Née officiellement en 1839, la photographie allait accompagner ces parcours lointains. Des ateliers vont vite ouvrir un peu partout, livrant aux voyageurs de quoi remplir des albums. Il faudra un certain temps pour que le nouveau médium se retrouve aux mains, pas toujours expertes, des amateurs. L’Antikenmuseum peut ainsi proposer des clichés anonymes, certes, mais aussi produits par Pascal Sébah à Istanbul, Félix Bonfils à Beyrouth (qui restait encore une petite ville), à Jérusalem par Francis Firth ou en Perse par Luigi Pesce. Ils nous restituent les états anciens des lieux, avant l’urbanisation. L’Athènes presque agreste disparu. Constantinople s’est modernisée. Il y a aussi ce que l’on pourrait appeler, d’un terme indulgent, les vicissitudes de l’histoire. A Damas, la mosquée des Omeyyades a brûlé en 1893. Palmyre a été ravagée par Daech en 2015. Il est d’ailleurs instructif de se dire qu’aujourd’hui l’«Oriental Grand Tour» redevient aussi périlleux qu’en 1800… L’Agence Cook, qui organisait les périples de ce côté il y a un siècle, a du reste symboliquement disparu en 2019. Faillite!

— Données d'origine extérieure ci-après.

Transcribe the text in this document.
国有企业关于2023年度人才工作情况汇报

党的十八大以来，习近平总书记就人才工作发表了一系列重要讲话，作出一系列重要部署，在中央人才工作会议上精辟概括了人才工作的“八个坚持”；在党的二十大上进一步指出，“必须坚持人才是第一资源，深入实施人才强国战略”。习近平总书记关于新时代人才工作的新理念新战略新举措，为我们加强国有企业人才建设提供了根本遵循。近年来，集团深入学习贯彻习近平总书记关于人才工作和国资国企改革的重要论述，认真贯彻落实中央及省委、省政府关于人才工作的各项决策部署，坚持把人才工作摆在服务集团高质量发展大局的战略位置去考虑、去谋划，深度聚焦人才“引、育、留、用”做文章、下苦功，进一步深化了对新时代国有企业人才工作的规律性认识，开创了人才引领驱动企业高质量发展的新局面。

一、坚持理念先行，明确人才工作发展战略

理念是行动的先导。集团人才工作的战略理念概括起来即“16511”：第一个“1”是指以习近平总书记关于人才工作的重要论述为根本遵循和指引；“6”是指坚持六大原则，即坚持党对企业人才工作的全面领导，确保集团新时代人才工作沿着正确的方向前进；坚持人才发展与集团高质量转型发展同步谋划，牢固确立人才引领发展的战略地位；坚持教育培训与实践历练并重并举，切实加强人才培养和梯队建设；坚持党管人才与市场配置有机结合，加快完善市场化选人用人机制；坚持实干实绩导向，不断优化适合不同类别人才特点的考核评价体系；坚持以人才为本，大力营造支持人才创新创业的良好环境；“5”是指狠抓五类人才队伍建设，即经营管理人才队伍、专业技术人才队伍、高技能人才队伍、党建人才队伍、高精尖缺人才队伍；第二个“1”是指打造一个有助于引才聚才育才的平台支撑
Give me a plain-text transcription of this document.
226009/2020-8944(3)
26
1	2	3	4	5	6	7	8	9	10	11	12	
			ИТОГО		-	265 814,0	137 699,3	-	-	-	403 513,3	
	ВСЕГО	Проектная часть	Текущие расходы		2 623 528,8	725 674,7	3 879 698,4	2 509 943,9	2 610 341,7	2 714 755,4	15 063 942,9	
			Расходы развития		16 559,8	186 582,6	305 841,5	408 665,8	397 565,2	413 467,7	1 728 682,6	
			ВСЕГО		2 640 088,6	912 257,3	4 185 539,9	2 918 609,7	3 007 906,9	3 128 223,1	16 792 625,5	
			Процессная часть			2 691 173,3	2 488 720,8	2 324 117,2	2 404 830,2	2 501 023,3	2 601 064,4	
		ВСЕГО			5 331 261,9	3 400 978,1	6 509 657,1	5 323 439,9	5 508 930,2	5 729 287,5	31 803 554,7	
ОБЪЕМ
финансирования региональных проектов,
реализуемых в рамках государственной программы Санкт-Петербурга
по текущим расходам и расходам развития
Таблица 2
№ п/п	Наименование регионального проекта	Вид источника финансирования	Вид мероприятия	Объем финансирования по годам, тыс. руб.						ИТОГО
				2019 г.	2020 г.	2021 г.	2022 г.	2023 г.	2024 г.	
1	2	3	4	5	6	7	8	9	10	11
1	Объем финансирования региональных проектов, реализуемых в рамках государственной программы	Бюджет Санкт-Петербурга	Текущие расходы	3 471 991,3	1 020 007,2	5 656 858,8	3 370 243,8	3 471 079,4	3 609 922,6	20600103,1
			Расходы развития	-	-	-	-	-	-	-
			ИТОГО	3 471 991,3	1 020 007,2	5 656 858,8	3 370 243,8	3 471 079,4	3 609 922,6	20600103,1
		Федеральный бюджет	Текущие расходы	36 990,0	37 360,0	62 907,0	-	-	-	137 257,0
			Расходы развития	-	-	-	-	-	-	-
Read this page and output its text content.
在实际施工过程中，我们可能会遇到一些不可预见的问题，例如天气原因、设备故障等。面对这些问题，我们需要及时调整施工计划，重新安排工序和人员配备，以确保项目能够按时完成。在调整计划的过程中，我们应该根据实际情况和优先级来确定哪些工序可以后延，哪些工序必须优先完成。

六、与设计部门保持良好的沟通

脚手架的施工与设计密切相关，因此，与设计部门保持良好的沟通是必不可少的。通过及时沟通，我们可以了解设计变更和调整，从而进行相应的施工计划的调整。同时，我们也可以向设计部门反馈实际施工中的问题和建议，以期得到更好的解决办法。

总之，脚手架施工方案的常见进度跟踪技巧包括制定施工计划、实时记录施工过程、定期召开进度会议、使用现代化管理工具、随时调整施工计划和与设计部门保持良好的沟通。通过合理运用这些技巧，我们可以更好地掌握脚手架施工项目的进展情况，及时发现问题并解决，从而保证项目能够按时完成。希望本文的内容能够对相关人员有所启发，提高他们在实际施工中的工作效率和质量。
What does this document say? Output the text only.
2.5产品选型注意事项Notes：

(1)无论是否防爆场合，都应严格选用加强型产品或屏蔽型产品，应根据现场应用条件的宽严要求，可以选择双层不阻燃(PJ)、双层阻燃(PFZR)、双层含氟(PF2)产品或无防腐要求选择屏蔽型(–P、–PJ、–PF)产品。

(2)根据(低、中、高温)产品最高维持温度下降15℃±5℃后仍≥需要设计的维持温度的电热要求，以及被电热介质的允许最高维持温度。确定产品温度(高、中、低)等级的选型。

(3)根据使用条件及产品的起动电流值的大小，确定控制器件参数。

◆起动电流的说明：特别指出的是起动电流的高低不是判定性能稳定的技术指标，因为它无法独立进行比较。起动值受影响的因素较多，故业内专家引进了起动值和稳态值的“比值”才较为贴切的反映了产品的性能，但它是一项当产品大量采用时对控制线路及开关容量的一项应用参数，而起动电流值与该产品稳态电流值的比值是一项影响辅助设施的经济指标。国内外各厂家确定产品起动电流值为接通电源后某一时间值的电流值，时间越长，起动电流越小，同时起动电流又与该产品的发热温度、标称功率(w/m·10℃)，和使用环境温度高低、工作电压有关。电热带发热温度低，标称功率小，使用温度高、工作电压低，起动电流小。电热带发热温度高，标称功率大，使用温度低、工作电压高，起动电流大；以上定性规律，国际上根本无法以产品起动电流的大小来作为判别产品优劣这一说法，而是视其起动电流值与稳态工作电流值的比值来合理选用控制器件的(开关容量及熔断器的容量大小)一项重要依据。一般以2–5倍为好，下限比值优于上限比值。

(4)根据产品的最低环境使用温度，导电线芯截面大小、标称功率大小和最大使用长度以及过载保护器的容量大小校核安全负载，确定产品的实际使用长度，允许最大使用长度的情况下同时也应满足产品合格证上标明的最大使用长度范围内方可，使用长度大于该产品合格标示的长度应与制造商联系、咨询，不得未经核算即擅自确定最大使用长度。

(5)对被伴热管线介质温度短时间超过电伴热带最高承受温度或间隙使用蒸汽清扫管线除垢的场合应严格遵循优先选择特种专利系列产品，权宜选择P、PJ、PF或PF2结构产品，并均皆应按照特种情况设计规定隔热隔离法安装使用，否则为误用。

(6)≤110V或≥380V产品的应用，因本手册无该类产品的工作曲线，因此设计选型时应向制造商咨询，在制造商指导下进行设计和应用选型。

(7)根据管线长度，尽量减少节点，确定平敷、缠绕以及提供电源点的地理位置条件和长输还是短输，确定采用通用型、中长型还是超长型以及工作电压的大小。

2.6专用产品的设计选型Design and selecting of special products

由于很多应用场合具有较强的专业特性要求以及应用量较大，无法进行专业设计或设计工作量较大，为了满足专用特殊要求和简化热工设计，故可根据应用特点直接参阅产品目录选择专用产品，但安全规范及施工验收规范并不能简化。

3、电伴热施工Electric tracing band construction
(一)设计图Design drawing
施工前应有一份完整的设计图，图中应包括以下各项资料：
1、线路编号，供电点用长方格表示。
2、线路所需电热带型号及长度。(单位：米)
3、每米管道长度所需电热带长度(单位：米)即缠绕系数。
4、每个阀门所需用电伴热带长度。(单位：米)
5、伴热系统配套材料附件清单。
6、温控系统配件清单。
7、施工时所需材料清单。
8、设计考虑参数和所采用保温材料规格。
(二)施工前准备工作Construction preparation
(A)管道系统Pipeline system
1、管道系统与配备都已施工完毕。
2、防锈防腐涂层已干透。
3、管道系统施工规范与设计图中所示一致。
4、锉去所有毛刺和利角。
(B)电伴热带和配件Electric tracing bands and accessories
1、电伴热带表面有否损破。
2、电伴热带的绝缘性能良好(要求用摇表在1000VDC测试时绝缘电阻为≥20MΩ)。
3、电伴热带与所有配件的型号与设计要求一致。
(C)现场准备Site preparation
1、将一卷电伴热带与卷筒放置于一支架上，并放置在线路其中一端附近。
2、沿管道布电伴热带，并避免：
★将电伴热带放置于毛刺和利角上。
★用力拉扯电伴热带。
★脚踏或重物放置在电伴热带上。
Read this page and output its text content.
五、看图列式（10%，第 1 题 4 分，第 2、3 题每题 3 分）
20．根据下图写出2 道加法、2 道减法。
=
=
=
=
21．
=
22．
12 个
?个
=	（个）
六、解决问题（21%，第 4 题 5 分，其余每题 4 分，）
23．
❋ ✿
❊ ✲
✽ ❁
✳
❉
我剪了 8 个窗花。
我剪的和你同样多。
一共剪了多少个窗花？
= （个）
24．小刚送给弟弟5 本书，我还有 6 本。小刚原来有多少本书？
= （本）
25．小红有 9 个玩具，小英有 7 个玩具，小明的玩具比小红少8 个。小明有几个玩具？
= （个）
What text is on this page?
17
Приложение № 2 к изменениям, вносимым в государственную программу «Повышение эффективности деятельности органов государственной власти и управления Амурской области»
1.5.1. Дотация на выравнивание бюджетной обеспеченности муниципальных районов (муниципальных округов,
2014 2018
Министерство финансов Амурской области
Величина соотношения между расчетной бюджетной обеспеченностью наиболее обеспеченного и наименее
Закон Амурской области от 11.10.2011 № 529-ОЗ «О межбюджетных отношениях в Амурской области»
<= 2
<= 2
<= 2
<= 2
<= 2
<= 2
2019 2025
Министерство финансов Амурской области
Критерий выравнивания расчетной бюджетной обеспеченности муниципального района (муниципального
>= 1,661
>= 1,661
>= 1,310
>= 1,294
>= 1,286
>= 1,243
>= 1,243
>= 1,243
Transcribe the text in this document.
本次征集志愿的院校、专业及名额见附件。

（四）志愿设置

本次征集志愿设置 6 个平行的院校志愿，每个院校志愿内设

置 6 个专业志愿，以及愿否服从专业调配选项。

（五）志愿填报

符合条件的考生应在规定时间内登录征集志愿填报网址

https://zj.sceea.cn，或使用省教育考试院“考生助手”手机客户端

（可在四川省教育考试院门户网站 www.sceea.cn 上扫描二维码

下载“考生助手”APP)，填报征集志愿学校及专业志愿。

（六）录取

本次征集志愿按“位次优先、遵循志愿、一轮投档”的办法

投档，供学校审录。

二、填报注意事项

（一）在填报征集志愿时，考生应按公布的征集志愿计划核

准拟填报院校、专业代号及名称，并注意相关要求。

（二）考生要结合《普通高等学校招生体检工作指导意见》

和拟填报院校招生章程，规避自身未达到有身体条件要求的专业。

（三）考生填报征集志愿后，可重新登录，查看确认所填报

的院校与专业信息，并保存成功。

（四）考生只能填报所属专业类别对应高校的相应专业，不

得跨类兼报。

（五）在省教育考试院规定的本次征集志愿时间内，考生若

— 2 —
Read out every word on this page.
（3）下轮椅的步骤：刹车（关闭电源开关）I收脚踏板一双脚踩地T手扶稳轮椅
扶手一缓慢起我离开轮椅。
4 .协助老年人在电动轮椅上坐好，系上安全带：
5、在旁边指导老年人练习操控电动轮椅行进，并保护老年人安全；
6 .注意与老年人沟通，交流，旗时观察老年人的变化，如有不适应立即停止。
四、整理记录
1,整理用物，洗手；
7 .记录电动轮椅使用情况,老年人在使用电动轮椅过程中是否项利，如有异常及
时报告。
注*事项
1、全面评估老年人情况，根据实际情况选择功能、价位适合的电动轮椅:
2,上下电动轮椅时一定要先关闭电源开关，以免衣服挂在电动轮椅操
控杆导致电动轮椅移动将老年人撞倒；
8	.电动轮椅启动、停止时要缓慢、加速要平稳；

L'inépuisable Collection Herzog

Les images montrée par l’Antikenmuseum proviennent de la collection Ruth et Peter Herzog. Un ensemble riche de dizaines, voire de centaines de milliers de clichés. Le Kunstmuseum vient du reste de lui dédier une grande exposition, dont je vous ai parlé. Le visiteur s'attendait du coup à une surabondance de photos. Eh bien non! Il y en a en tout et pour tout vingt-cinq pièces aux murs. De qualité, il est vrai. Cela dit, elles sont supposées faire bon ménage avec la section moyen-orientale du musée.

Une relative nouveauté, que celle-ci! Au départ, l'Antikenmuseum possédait des œuvres classiques. La Grèce. Rome. Un chouïa d’Etrurie. Archi-dynamique, Peter Blome, le prédécesseur d’Andrea Bignasca, a commencé par inclure l’Egypte. Des prêts de particuliers qu’il arrivait progressivement à transformer en dons. Il y a, comme cela, des gens plus doués que d’autres pour inciter aux largesses. Dans la foulée, Blome a envisagé un ensemble oriental allant de la Crète minoenne à l’Assyrie et à la Perse en passant par Chypre. Même technique. Au départ, seules quelques œuvres appartenaient à l’institution. Aujourd’hui, c’est la majorité grâce au legs Merke, au don des Bosshard, de Hess ou des Suter. Si le musée se cherche de visiteurs, il ne manque pas de riches amis.

L'idée est de mélanger photo anciennes et pièces archéologiques. Photo Antikenmuseum tirée de son site.

Le mélange entre ces photos anciennes et des objets millénaires (très bien présentés dans leurs vitrines) fait mouche. Des liens se tissent. Une épaisseur historique se crée. Une logique se développe. Les tirages argentiques deviennent une sorte de prolongement de l’archéologie. Il n’y a pas besoin d’en faire toujours beaucoup. Le musée met ainsi en valeur son fonds. Pour la suite, attendons! On verra bien.

Pratique

«Oriental Grand Tour», Antikenmuseum, 5, Sankt Alban Graben, Bâle, jusqu’au 13 décembre. Tél. 061 201 12 12, site www.antikenmuseumbasel.ch Ouvert du mardi au dimanche de 11h à 17h, le vendredi jusqu’à 22h. Gratuit certains jours. Les musées bâlois restent accessibles en dépit des conditions sanitaires.